Спустя всего год после масштабных инъекций государственного капитала в финансовый сектор был поставлен рекорд по объемам приватизации, точнее, по обратному выкупу активов у государства. По данным «Барометра приватизации» KPMG и миланского института Fondazione Eni Enrico Mattei, объемы продаж госактивов в 2009 г. достигли почти $270 млрд, в 1,5 раза превысив прежний рекорд 2000 г. Две трети сделок пришлось на банковский сектор и около половины ($140 млрд) – на США, впервые в истории ставшими лидерами по приватизации. В 2010 г. процесс реприватизации продолжился, а его масштабы по-прежнему превышали все докризисные уровни – $210 млрд.

Начало «второй волны» кризиса – следствие долговых проблем европейских стран – более чем вдвое сократило объемы выкупа активов в 2011 г., правительства приостановили приватизацию из-за ухудшения ситуации на финансовых рынках. Так, Польша отложила продажу двух банков, Турция – 49% Turkish Airlines, Корея дважды не смогла продать крупнейший финансовый холдинг Woori Financial Group.

Анонсированные на 2012 г. планы оцениваются в $160 млрд, а сделкой года может стать реприватизация крупнейшего мирового страховщика AIG, фактически национализированного правительством США в 2008 г.: оно объявило о продаже почти половины из принадлежащих ему 53% акций, оцениваемых в $15–18 млрд.

Как только финансовые и политические тучи рассеиваются, будущее приватизации снова становится блестящим, замечает профессор Университета Оклахомы и один из ведущих мировых исследователей приватизации Уильям Меггинсон. Учитывая, что финансовый кризис захватил большинство западных стран, программы приватизации останутся среди главных финансовых и экономических тем на годы вперед, прогнозирует он. Глобальный тренд на разгосударствление остается неизменным.

Эффект приватизации

1980-е гг. стали периодом расцвета неолиберальных идей о необходимости минимизации государственного вмешательства в экономику. Одним из результатов переосмысления экономической роли государства стала волна приватизации в Европе (в США доля госсектора и так была невелика). Великобритания, возглавившая этот процесс, к концу 1980-х продала 40% госактивов: приватизация ранее национализированных предприятий была частью жесткой экономической и бюджетной политики тех лет, направленной на сокращение господдержки экономики и дерегулирование финансового рынка и названной «тэтчеризмом», по имени главы правительства Маргарет Тэтчер. Масштабная приватизация конца 1980-х – начала 1990-х в странах Латинской Америки была вдохновлена успехами модели свободного рынка Чили и Аргентины. В середине 1990-х приватизация охватила страны демонтированного социализма. Всего, по данным «Барометра приватизации», доходы государств от реализации госсобственности в 1988–2011 гг. составили порядка $2,5 трлн (суммирование в ценах каждого года).
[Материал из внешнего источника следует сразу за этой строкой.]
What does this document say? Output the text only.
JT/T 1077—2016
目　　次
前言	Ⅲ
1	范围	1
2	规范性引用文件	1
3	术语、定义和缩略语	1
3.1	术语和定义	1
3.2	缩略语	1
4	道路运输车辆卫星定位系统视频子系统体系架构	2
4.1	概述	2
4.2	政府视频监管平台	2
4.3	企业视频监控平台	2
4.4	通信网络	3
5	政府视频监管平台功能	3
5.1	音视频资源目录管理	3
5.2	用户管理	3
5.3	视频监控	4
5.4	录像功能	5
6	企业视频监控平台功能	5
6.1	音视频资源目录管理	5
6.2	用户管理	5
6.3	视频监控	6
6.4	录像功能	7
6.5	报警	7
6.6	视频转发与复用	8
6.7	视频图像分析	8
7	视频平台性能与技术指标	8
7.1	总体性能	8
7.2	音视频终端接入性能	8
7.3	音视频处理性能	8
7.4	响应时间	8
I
Десятки исследований, посвященных результатам приватизации, показывают, что ее эффект был в целом позитивен. В сравнении с госкомпаниями на приватизированных предприятиях быстрее растут доходы от продаж и производительность труда, указывает ЕБРР. Например, сравнение 6300 приватизированных и государственных компаний в семи странах Восточной Европы показало, что за 4 года производительность у частных фирм росла в 3–5 раз быстрее.

Исследования по 42 странам показали, что более 80% приватизированных компаний в первый год демонстрируют рост продаж (в ряде случаев вдвое), курса акций и дивидендов, более 60% – повышают капвложения и сокращают долговую нагрузку; производительность возрастает в среднем на 20%. Стоимость активов, по данным Меггинсона, в результате приватизации может увеличиться на 20–30%. Исследования в странах Центральной, Восточной Европы и СНГ показали, что приватизация может позитивно влиять на экономический рост, отмечает заместитель гендиректора Межведомственного аналитического центра Юрий Симачев.

По занятости данные разнятся: в одних случаях приватизация и последующая реструктуризация госсобственности приводили к сокращению численности работников, в других случаях – к созданию новых рабочих мест; в совокупности эффект влияния на занятость ученые считают нейтральным, но отмечают вероятность риска увеличения безработицы. Одним из наиболее эффективных способов нивелировать этот риск ЕБРР называет развитие частного предпринимательства: оно, помимо прочего, может стать амортизатором вызванного экономическими кризисами резкого снижения уровня доходов, обеспечивая домохозяйствам альтернативный источник занятости.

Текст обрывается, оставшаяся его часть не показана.